Nella prossima discussione con mia madre saprò rispondere che la mia non è una scelta in sé provvisoria, in attesa di trovare l’uomo della mia vita o in alternativa una retribuzione abbastanza sostanziosa da permettermi di vivere per conto mio senza l’ansia di non arrivare a fine mese. Vivo con degli amici perché mi piace, e non sto aspettando di poter fare la vita di una generazione che non è la mia. Le risponderò insomma che è una scelta come un’altra, che forse sarà temporanea, come del resto buona parte dei matrimoni, ma che non è temporanea in quanto tale.
Famiglia può essere qualsiasi cosa, è vero anche fuori dai film di Ozpetek. È vero in un mondo in cui sposarsi e avere figli non è più l’unica possibilità. Ce ne sono moltissime altre. E anche i figli sono possibili in infiniti contesti, diversi dalla famiglia Mulino Bianco ma anche dalla madre single che si deve moltiplicare in quattro per tenere insieme tutto.
In questi anni, mentre molte aziende esternalizzavano sempre di più il lavoro, una parte della generazione dei “neo-trentenni” ha esternalizzato anche l’affetto. Nel puntare tutto su di sé, sulle proprie forze, si è scelto di essere sempre più indipendenti e agili, e di tenere fuori di casa tutto ciò che rischia di legare e dunque di intralciare: c’è sempre la sensazione che si possa dover partire o cambiare tutto da un momento all’altro, meglio evitare briglie.
In realtà, non è detto, non l’ha deciso nessuno, che il piacere di qualcuno che ti aspetta a casa, ti chiede com’è andata la giornata, qualcuno con cui vedere un film a letto e a cui preparare la cena sia necessariamente legato a un progetto di coppia o all’andare a letto insieme. Non è detto nemmeno che gli sforzi che la condivisione di uno spazio implica – dover venire incontro ai tempi, alle abitudini e alle idiosincrasie altrui – valgano la pena di essere fatti solo nei confronti del “proprio” compagno/a o di figli o genitori. Sono sforzi che certamente è più bello, più facile, fare per amore, ma ci sono moltissime forme di amore, che non vanno censite, a cui sarà sempre molto meglio non dare nomi, e che in italiano più facilmente che in altre lingue si riuniscono sotto il concetto generico e insieme precisissimo di “voler bene”.

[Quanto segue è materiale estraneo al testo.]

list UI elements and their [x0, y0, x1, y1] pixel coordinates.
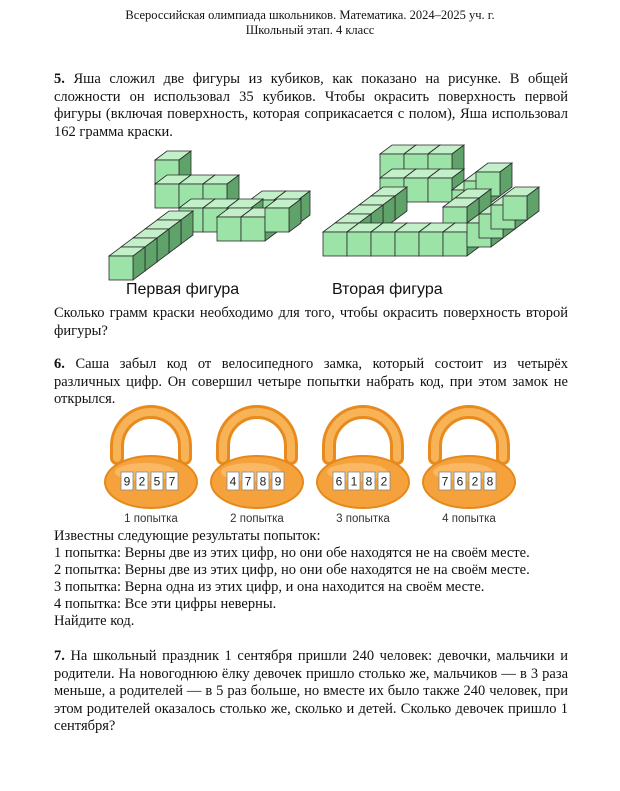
digit-1-4: 7	[168, 474, 176, 489]
digit-4-1: 7	[441, 474, 449, 489]
lock-caption-4: 4 попытка	[442, 513, 496, 525]
second-figure-caption: Вторая фигура	[332, 281, 443, 298]
result-4: 4 попытка: Все эти цифры неверны.	[54, 596, 277, 612]
problem-6-body: Саша забыл код от велосипедного замка, который состоит из четырёх различных цифр. Он совершил четыре попытки набрать код, при этом замок не открылся.	[54, 356, 568, 407]
digit-1-1: 9	[123, 474, 131, 489]
problem-7-text	[54, 648, 568, 736]
problem-6-number: 6.	[54, 356, 65, 372]
locks-illustration	[90, 410, 530, 510]
digit-3-2: 1	[350, 474, 358, 489]
problem-5-text	[54, 71, 568, 141]
problem-5-question: Сколько грамм краски необходимо для того, чтобы окрасить поверхность второй фигуры?	[54, 305, 568, 339]
digit-1-3: 5	[153, 474, 161, 489]
result-3: 3 попытка: Верна одна из этих цифр, и она находится на своём месте.	[54, 579, 485, 595]
digit-4-3: 2	[471, 474, 479, 489]
header-title: Всероссийская олимпиада школьников. Математика. 2024–2025 уч. г.	[125, 8, 495, 22]
lock-3	[317, 412, 409, 508]
digit-1-2: 2	[138, 474, 146, 489]
digit-2-3: 8	[259, 474, 267, 489]
lock-caption-2: 2 попытка	[230, 513, 284, 525]
cube	[109, 247, 145, 280]
lock-1	[105, 412, 197, 508]
digit-2-1: 4	[229, 474, 237, 489]
problem-6-text	[54, 356, 568, 409]
second-figure-illustration	[315, 140, 585, 265]
first-figure-illustration	[100, 140, 300, 275]
problem-7-body: На школьный праздник 1 сентября пришли 240 человек: девочки, мальчики и родители. На новогоднюю ёлку девочек пришло столько же, мальчиков — в 3 раза меньше, а родителей — в 5 раз больше, но вместе их было также 240 человек, при этом родителей оказалось столько же, сколько и детей. Сколько девочек пришло 1 сентября?	[54, 648, 569, 734]
header-subtitle: Школьный этап. 4 класс	[245, 23, 375, 37]
find-code: Найдите код.	[54, 613, 135, 629]
lock-caption-3: 3 попытка	[336, 513, 390, 525]
problem-5-body: Яша сложил две фигуры из кубиков, как показано на рисунке. В общей сложности он использовал 35 кубиков. Чтобы окрасить поверхность первой фигуры (включая поверхность, которая соприкасается с полом), Яша использовал 162 грамма краски.	[54, 71, 569, 140]
lock-caption-1: 1 попытка	[124, 513, 178, 525]
result-1: 1 попытка: Верны две из этих цифр, но они обе находятся не на своём месте.	[54, 545, 530, 561]
first-figure-caption: Первая фигура	[126, 281, 240, 298]
digit-4-4: 8	[486, 474, 494, 489]
digit-2-2: 7	[244, 474, 252, 489]
cube	[503, 187, 539, 220]
digit-3-4: 2	[380, 474, 388, 489]
problem-7-number: 7.	[54, 648, 65, 664]
cube	[265, 199, 301, 232]
lock-4	[423, 412, 515, 508]
digit-4-2: 6	[456, 474, 464, 489]
digit-3-3: 8	[365, 474, 373, 489]
results-intro: Известны следующие результаты попыток:	[54, 528, 321, 544]
result-2: 2 попытка: Верны две из этих цифр, но они обе находятся не на своём месте.	[54, 562, 530, 578]
lock-2	[211, 412, 303, 508]
digit-3-1: 6	[335, 474, 343, 489]
digit-2-4: 9	[274, 474, 282, 489]
problem-5-number: 5.	[54, 71, 65, 87]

Possiamo scegliere a qualunque età se vivere da soli o con persone a cui si vuole bene, qualunque sia il rapporto che ci lega (si può chiaramente anche scegliere di vivere con persone a cui non si vuole bene, ma poi non ci si venga a lamentare…), senza che questo implichi né immaturità e attesa né un “contratto a tempo indeterminato”. A trent’anni siamo già adulti e questo è già il nostro tempo, e non stiamo aspettando di viverlo come lo vivevano le generazioni passate. Abbiamo ingredienti diversi con cui costruire una qualche forma di benessere, che sarà necessariamente diversa da prima. E per fortuna, perché quella di “prima” per funzionare ha lasciato sotto di sé un mondo profondamente inquinato e diseguale.
Come diceva Cat Stevens nella colonna sonora di Harold e Maude, mentre si raccontava la storia d’amore tra un giovane e un’anziana, “if you want to sing out, sing out / And if you want to be free, be free / 'Cause there's a million things to be”. Sta alla nostra generazione saperlo e farlo, lasciandosi alle spalle i progetti e le ambizioni di generazioni passate. Magari nell’inventarsi e apprezzare altre maniere di vivere e condividere c’è una delle tante chiavi alla sostenibilità e alla reinvenzione di un modo di stare al mondo che si è già detto troppe volte debba essere cambiato: a partire dalla condivisione dei consumi fino a tutte le forme di aiuto reciproco che una “famiglia”, in qualsiasi forma, permette.